In the wine industry (which I otherwise know nothing about), “buy on bread, sell on cheese” means that if you’re a wine buyer, you’d be well-advised to eat a piece of bread in between tastings.
Because bread is neutral, it will clear your palate for the next wine.
By contrast, If you’re a slightly shady wine seller — especially if it’s not exactly 1983 Bordeaux — supposedly you offer cheese to prospective buyers in between tastings. Cheese has a reputation for distorting the palate, which makes judging wine harder.
In my opinion, Buyer’s Letters play the same double-edged role in residential real estate that cheese does in wine tasting.
If you’re a Buyer, it may positively predispose the Seller towards your offer, so why not? However, if you’re a Seller — especially an emotional one — heads up.
Realtors tend not to be fans of Buyer’s Letters (I’m one of them), for two reasons. (If you’re a Realtor who disagrees, please feel free to comment at the end of this post.)
First, consider the famous legal quote about arguing a case: “if you don’t have the facts on your side, argue the law. If you don’t have the law on your side, argue the facts.”
In real estate, if your Buyer is making a great offer . . you sell the offer.
If they’re not . . . you try to sell the Buyer.
“Lake Wobegone Effect”
Which brings up knock #2 on Buyer’s Letters: they often verge on the treacle (“we loved your home from the minute we walked in the front door”), and can, shall we say, embellish.
They’re also highly predictable.
I don’t know that I’ve ever caught anyone in a red-handed lie, but there certainly seems to be a “Lake Wobegone” effect at play, especially if the prospective Buyer is a family: the couple is always attractive and likeable, the kids (if any) adorable. And it doesn’t hurt that they absolutely love your neighborhood and home (who wouldn’t?), will cherish it like you have, etc.
That kind of pitch may not be that compelling if you’re an executive who’s moving for the fourth time in seven years. However, if you’re retirement age, and selling the home you raised your family in and have lived in for decades, it’s a fair bet that the process is quite emotional.

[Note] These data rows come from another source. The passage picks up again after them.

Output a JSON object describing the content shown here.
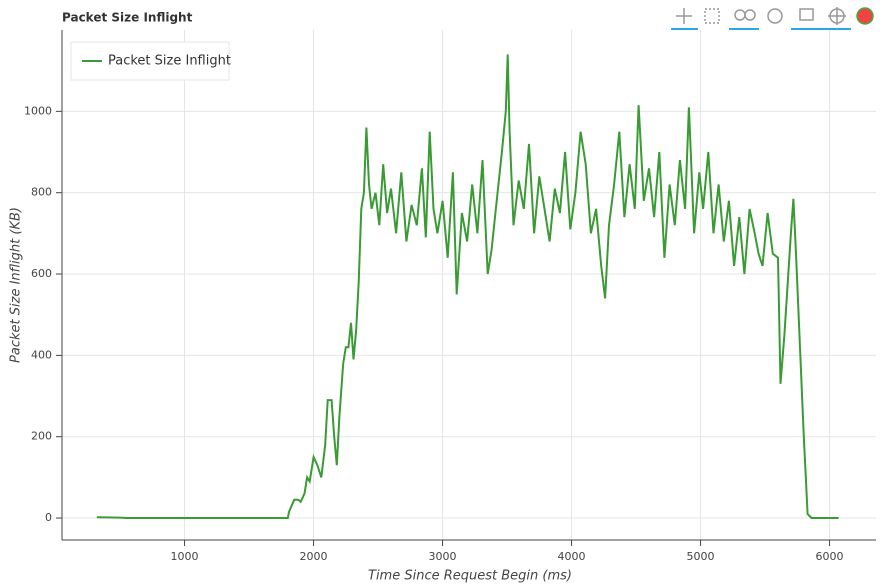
{
  "chart_data": {
    "type": "line",
    "title": "Packet Size Inflight",
    "x_label": "Time Since Request Begin (ms)",
    "y_label": "Packet Size Inflight (KB)",
    "xlim": [
      50,
      6360
    ],
    "ylim": [
      -54,
      1200
    ],
    "xticks": [
      1000,
      2000,
      3000,
      4000,
      5000,
      6000
    ],
    "yticks": [
      0,
      200,
      400,
      600,
      800,
      1000
    ],
    "grid": true,
    "legend_position": "top_left",
    "series": [
      {
        "name": "Packet Size Inflight",
        "color": "#3a9b35",
        "x": [
          320,
          500,
          550,
          1000,
          1500,
          1800,
          1810,
          1850,
          1880,
          1900,
          1930,
          1950,
          1970,
          2000,
          2030,
          2060,
          2090,
          2110,
          2140,
          2160,
          2180,
          2200,
          2230,
          2250,
          2270,
          2290,
          2310,
          2330,
          2350,
          2370,
          2390,
          2410,
          2430,
          2450,
          2480,
          2510,
          2540,
          2570,
          2600,
          2640,
          2680,
          2720,
          2760,
          2800,
          2840,
          2870,
          2900,
          2930,
          2960,
          3000,
          3040,
          3080,
          3110,
          3150,
          3190,
          3230,
          3270,
          3310,
          3350,
          3380,
          3420,
          3460,
          3490,
          3505,
          3520,
          3550,
          3590,
          3630,
          3670,
          3710,
          3750,
          3790,
          3830,
          3870,
          3910,
          3950,
          3990,
          4030,
          4070,
          4110,
          4150,
          4190,
          4230,
          4260,
          4290,
          4330,
          4370,
          4410,
          4450,
          4490,
          4520,
          4560,
          4600,
          4640,
          4680,
          4720,
          4760,
          4800,
          4840,
          4880,
          4910,
          4950,
          4990,
          5020,
          5060,
          5100,
          5140,
          5180,
          5220,
          5260,
          5300,
          5340,
          5380,
          5420,
          5450,
          5480,
          5520,
          5560,
          5600,
          5620,
          5650,
          5680,
          5700,
          5720,
          5740,
          5760,
          5800,
          5830,
          5860,
          6000,
          6070
        ],
        "values": [
          2,
          1,
          0,
          0,
          0,
          0,
          15,
          45,
          45,
          40,
          60,
          100,
          90,
          150,
          130,
          100,
          180,
          290,
          290,
          200,
          130,
          250,
          380,
          420,
          420,
          480,
          390,
          460,
          580,
          760,
          800,
          960,
          820,
          760,
          800,
          720,
          870,
          750,
          810,
          700,
          850,
          680,
          770,
          720,
          860,
          690,
          950,
          760,
          700,
          780,
          640,
          850,
          550,
          750,
          680,
          820,
          700,
          880,
          600,
          660,
          780,
          900,
          1000,
          1140,
          950,
          720,
          830,
          760,
          920,
          700,
          840,
          760,
          680,
          810,
          750,
          900,
          710,
          800,
          950,
          870,
          700,
          760,
          620,
          540,
          720,
          820,
          950,
          740,
          870,
          760,
          1015,
          780,
          860,
          740,
          900,
          640,
          820,
          720,
          880,
          760,
          1010,
          700,
          850,
          760,
          900,
          700,
          820,
          680,
          780,
          620,
          740,
          600,
          760,
          700,
          650,
          620,
          750,
          650,
          640,
          330,
          450,
          600,
          700,
          785,
          650,
          500,
          200,
          10,
          0,
          0,
          0
        ]
      }
    ]
  }
}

I’ve certainly seen plenty of sincere Buyer letters, and it’s hardly the case that Buyer’s letters and strong offers are mutually exclusive.
However, my standard advice to Sellers is to focus on the Buyer’s offer, not the Buyer.
There’s plenty of time to bond after a deal’s been struck.
P.S.: When is a Buyer letter definitely not a good idea?
If the owner is selling because of a divorce, a Buyer letter portraying the couple and any young children as a model of domestic bliss might actually stir up negative/painful emotions.